Sadella
- [Sept ans auparavant]
J'avais seize ans et j'étais aussi sauvage qu'un chaton abandonné. La faim au ventre, les joues creusées par les ennuis, la peau salie par quelques coups, la terre ou le charbon. J'avais seize ans, je n'avais de femme que la silhouette planquée sous des frusques crades et le traumatisme encore récent d'une grossesse et d'un accouchement non désiré. Cela faisait déjà plusieurs mois, mais je n'avais pas passé une journée sans penser à cette fillette que j'avais livré à la vie sans aucune protection, incapable de lui offrir quoique ce soit dans ma position.
J'avais seize ans et j'étais perdue. Jetée à la rue avec la rébellion au ventre, aussi farouche qu'un animal blessé, je n'acceptais aucune aide et tâchais de me débrouiller par moi-même pour obtenir de quoi survivre. Le vol fut la solution, mais à en voir mon allure chétive, je n'étais pas douée, encore contrainte par la morale inculquée par des parents qui pourtant n'avaient pas hésité à me foutre dehors. Mes gestes étaient hésitants, je fixais trop les gens et ces derniers se méfiaient de moi comme de la peste. Il faut dire que ma balafre n'aidait pas à montrer patte blanche devant les regards sans gêne des badauds. Les jours de grande faim, je devais donc mendier et ça m'arrachait la gorge d'en venir à réclamer de quoi bouffer. Même pour ça, je n'étais pas douée. Sans compter qu'à monde miséreux, la guerre de territoire peut être aussi terrible que conquête royale. J'avais déjà échappé à plusieurs bagarres, non sans me faire amocher au passage.

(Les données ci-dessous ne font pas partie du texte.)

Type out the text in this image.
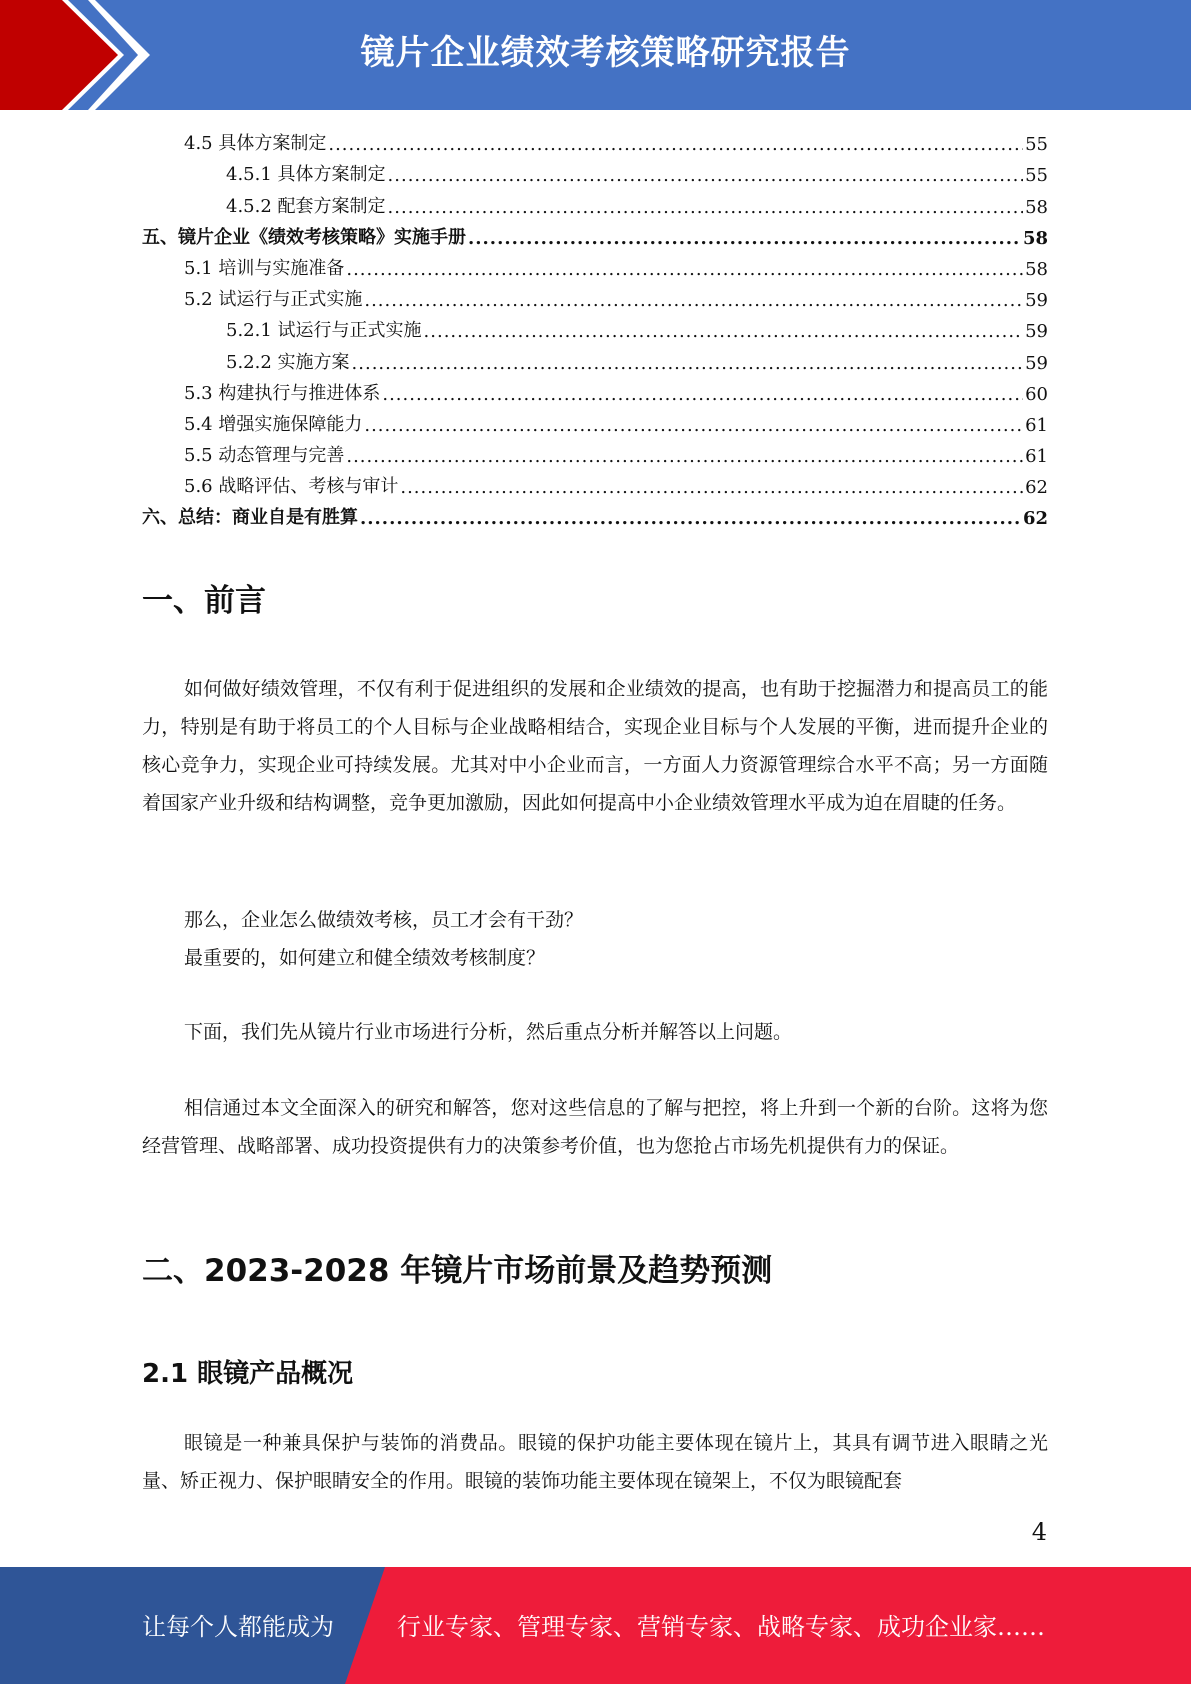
镜片企业绩效考核策略研究报告
4.5 具体方案制定 .....	55
4.5.1 具体方案制定 .....	55
4.5.2 配套方案制定 .....	58
五、镜片企业《绩效考核策略》实施手册 .....	58
5.1 培训与实施准备 .....	58
5.2 试运行与正式实施 .....	59
5.2.1 试运行与正式实施 .....	59
5.2.2 实施方案 .....	59
5.3 构建执行与推进体系 .....	60
5.4 增强实施保障能力 .....	61
5.5 动态管理与完善 .....	61
5.6 战略评估、考核与审计 .....	62
六、总结：商业自是有胜算 .....	62
一、前言

如何做好绩效管理，不仅有利于促进组织的发展和企业绩效的提高，也有助于挖掘潜力和提高员工的能力，特别是有助于将员工的个人目标与企业战略相结合，实现企业目标与个人发展的平衡，进而提升企业的核心竞争力，实现企业可持续发展。尤其对中小企业而言，一方面人力资源管理综合水平不高；另一方面随着国家产业升级和结构调整，竞争更加激励，因此如何提高中小企业绩效管理水平成为迫在眉睫的任务。

那么，企业怎么做绩效考核，员工才会有干劲？
最重要的，如何建立和健全绩效考核制度？

下面，我们先从镜片行业市场进行分析，然后重点分析并解答以上问题。

相信通过本文全面深入的研究和解答，您对这些信息的了解与把控，将上升到一个新的台阶。这将为您经营管理、战略部署、成功投资提供有力的决策参考价值，也为您抢占市场先机提供有力的保证。

二、2023-2028 年镜片市场前景及趋势预测
2.1 眼镜产品概况

眼镜是一种兼具保护与装饰的消费品。眼镜的保护功能主要体现在镜片上，其具有调节进入眼睛之光量、矫正视力、保护眼睛安全的作用。眼镜的装饰功能主要体现在镜架上，不仅为眼镜配套

4
让每个人都能成为	行业专家、管理专家、营销专家、战略专家、成功企业家……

J'avais seize ans et j'avais la rage. La rage de vivre pour être exacte. Celle aussi de ne pas me perdre par désespoir. Aussi avais-je tenu bon et m'étais-je refusée à faire du tapin. Déjà parce qu'avec ma cicatrice, il me faudrait me contenter des moins riches et parce que j'avais assez souffert de l'abandon d'un enfant sans vouloir me risquer à m'arracher un bout de cur à chaque fois que ça m'arriverait. Ça, sans parler de mon orgueil. Parlons-en de celui-ci. Gros comme le monde, sur les épaules d'une jeune femme fine comme une brindille. L'ego démesuré me rendait exigeante et je ne souhaitais pas offrir ce qu'il me restait de dignité au premier gredin venu.
J'étais jeune et j'ai découvert alors que l'Homme détourne plus facilement le regard d'un miséreux qu'il ne le détourne d'un spectacle de potence. C'est vrai qu'il n'y avait aucune distraction à observer la pauvreté en face. Je ne les blâmais pas, sans doute avais-je eu les mêmes réflexes quand je n'étais pas concernée. Voir l'être humain réduit à une enveloppe sans plus d'honneur, ni même d'attentes que celle de pouvoir vivre un jour de plus n'a rien d'une vision agréable. Je le comprenais et ça me révoltait à la fois. Combien de fois m'étais-je emportée sur le comportement d'un passant à mon égard ? Combien de fois m'avait-on remise à ma place par une baffe bien servie ? Je ne les comptais plus. A prendre des coups, on s'endurcit et on arrête de compter surtout.
Si j'avais déjà fort caractère avant de rejoindre la rue, si j'aimais déjà me battre et faire tout ce qu'une fille n'a pas le droit de faire, j'avais en revanche aiguisé mon sens de l'observation dans les bas quartiers. Il m'avait fallu devenir plus futée, plus rusée pour survivre et si j'étais toujours une bille en larcins, au moins pouvais-je repérer les bonnes opportunités. Je commençais donc à connaître le quartier, les âmes qui s'y aventuraient qu'ils soient bons, mauvais, filous ou généreux. Et c'est donc comme ça que je pus la découvrir, elle.
Qui était-elle ? Je n'en savais rien. Plus âgée que moi, plus grande aussi, elle avait quelque chose que moi, je n'avais pas : l'aisance et l'agilité pour la rapine. Je l'observais déjà depuis trois jours et je la suivais aussi discrètement que possible pour voir sa manière d'opérer et tenter d'en prendre de la graine. Ce jour-là ne marquait pas d'exception à ma filature, ça faisait déjà une heure que je la suivais quand au détour d'une rue, je la perdis de vue.
Merde.
Put-on m'entendre dire alors que je lançais un regard circulaire autour de moi.